Thrilled by the book, I longed to be engaged in some meaningful resistance to racial segregation. That opportunity came sooner than expected when a call was sent out (I think by the N.A.A.C.P.) for “people of good will” to walk a picket line at the Galyans Supermarket on the west side of Indianapolis. Galyans was a local chain with grocery stores in all sections of Indianapolis. This particular Galyans was located in an “all-Negro” area, but its management had refused to hire any blacks as cashiers or clerks, other than for menial jobs of sweeping and carrying out the garbage. The picket line was part of a boycott—the message being, if you won’t hire blacks, then we will not buy your groceries. So, filled with a romantic view of fighting for the right, I drove over to the store on the day of the event.
Walking that line with a sign demanding equal employment in my hands was perhaps the scariest thing I had done up till then, my romantic feelings quickly giving way to fear. None of my friends went. I had not told my mother and step dad, with whom I was still living while going to college. So, walking back and forth with mostly black strangers, I felt alone and vulnerable. People, most of them also black, came and went. The press took pictures. And then I heard a loud thumping on the store window. It took me a moment to realize that the person doing the thumping was trying to get my attention. His face, contorted by anger, looked familiar. Suddenly I realized it was D. J. He belonged to the church where I worked as youth director. His pleasant tenor voice was an important part of the choir, to which I also belonged. We had exchanged pleasantries many times at choir practice and on Sunday mornings. He gestured toward the door, so I walked over to it where he met me. How dare I do such a thing as picket his store, he declared, among many other things. Turns out he was the assistant manager of the store. He promised to call the minister and the members of session. Either he or I would soon be leaving the church!

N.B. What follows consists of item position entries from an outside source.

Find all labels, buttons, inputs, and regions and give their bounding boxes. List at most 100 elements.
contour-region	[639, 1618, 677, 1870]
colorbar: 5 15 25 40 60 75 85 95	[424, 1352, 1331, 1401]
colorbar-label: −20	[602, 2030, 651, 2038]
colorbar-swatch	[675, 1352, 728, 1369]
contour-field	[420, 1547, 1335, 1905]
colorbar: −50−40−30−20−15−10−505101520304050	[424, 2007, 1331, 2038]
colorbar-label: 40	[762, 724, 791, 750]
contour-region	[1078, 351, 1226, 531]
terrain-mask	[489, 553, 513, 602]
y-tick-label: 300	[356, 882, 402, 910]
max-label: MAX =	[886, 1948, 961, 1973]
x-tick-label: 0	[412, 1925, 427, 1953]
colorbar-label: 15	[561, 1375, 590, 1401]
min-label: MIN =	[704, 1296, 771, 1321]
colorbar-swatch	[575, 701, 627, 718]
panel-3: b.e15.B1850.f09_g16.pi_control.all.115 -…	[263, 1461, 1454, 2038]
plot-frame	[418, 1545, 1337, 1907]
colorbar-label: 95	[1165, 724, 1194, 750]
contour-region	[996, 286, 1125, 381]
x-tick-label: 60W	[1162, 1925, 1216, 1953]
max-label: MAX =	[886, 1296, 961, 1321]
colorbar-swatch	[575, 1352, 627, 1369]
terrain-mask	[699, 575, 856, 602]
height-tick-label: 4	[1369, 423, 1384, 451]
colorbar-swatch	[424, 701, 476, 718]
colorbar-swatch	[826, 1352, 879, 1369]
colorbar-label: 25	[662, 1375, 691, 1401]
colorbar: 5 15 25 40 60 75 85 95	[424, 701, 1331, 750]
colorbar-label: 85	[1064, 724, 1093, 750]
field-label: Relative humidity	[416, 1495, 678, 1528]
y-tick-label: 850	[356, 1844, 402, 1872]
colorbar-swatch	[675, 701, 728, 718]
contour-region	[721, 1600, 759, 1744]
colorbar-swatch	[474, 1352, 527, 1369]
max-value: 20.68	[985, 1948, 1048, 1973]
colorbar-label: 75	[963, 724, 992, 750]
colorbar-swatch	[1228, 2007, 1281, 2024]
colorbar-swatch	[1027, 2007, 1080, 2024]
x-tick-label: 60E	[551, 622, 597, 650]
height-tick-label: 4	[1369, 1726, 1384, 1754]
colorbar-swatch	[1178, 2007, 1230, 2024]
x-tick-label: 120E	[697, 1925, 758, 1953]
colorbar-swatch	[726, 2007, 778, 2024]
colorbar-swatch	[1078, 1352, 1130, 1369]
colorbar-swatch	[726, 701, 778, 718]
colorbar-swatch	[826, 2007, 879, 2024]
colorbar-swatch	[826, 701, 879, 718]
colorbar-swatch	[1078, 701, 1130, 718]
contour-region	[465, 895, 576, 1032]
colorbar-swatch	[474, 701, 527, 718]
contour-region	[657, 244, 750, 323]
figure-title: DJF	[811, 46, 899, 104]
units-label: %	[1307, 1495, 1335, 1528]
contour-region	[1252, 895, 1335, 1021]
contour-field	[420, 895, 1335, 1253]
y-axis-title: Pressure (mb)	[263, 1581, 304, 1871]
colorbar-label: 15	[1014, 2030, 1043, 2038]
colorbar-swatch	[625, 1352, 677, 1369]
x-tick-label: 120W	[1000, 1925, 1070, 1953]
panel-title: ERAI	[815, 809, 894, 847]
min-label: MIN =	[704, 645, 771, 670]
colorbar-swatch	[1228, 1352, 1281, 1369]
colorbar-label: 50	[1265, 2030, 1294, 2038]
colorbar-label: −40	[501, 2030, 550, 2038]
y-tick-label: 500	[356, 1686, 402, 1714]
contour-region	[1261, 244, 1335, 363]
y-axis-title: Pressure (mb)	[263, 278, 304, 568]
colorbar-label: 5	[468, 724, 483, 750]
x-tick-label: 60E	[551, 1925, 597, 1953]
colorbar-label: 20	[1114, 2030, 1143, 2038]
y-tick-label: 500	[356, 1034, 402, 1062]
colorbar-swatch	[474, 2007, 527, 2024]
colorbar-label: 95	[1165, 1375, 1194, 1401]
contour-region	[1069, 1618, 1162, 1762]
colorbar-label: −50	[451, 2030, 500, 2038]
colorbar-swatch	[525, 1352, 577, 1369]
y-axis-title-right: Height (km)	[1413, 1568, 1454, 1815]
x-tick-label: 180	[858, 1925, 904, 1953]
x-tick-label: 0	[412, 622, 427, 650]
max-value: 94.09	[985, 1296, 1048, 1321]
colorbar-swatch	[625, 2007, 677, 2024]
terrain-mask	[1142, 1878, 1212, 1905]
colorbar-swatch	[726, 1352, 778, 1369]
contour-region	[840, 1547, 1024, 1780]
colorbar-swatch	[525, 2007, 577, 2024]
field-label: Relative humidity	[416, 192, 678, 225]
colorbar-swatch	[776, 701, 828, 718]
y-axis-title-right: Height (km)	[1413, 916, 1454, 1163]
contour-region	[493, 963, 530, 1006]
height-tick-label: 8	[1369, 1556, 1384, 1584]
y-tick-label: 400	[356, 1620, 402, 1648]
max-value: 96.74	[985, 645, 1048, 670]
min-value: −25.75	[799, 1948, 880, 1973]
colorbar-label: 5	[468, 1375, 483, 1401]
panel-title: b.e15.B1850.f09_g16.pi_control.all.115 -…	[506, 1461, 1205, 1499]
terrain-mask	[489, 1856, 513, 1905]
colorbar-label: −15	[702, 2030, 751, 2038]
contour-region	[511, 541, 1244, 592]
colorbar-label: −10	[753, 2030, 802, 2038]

D.J. kept his promise, and the pastor called the session to meet with me—and also representatives from the Presbytery, the governing body for all Presbyterian churches in Indianapolis. This was the late Fifties, a couple of years before the national leaders of the Presbyterian church (led by Eugene Carson Blake) began to take part in demonstrations demanding the integration of facilities, so none of my interrogators had any precedent for dealing with my participation in the protest at Galyans. I had been very close to the minister—indeed, he had convinced me to leave the Methodist Church and become a Presbyterian—but he was largely silent during the meeting, though it did become obvious that he did not accept D. J.’s demand that I be fired.
The head of the Presbytery assumed leadership of the meeting, asking why I would do such a thing? His tone implied that walking a picket line with a protest sign in the “Negro side of town” was not the sort of thing a good Presbyterian should do. I replied that I was an admirer of Dr. King and the freedom movement he was leading, that it was wrong for a store to sell to blacks but refuse to hire them, and that I could not in good conscience teach and lead the youth of the church if I had refused the invitation to picket. I would have felt like a hypocrite.
There was more said, but I recall little of it, something like a haze descending on me as I sat in the hot seat, and never a word of encouragement issuing from these local leaders of my denomination whom I considered my mentors. I wish I could say now that challenging, prophetic words shot forth from my mouth—later I thought that I should have said, “Why weren’t you there if you really believe in equality and justice?”--or that I turned down their offer that if I would not go back the next day to the demonstration, there would be no further repercussions—but I didn’t. I stayed, and D.J. left the church. I had gone through a mild form of what the New Testament calls a baptism or trial by fire but had not been very heroic.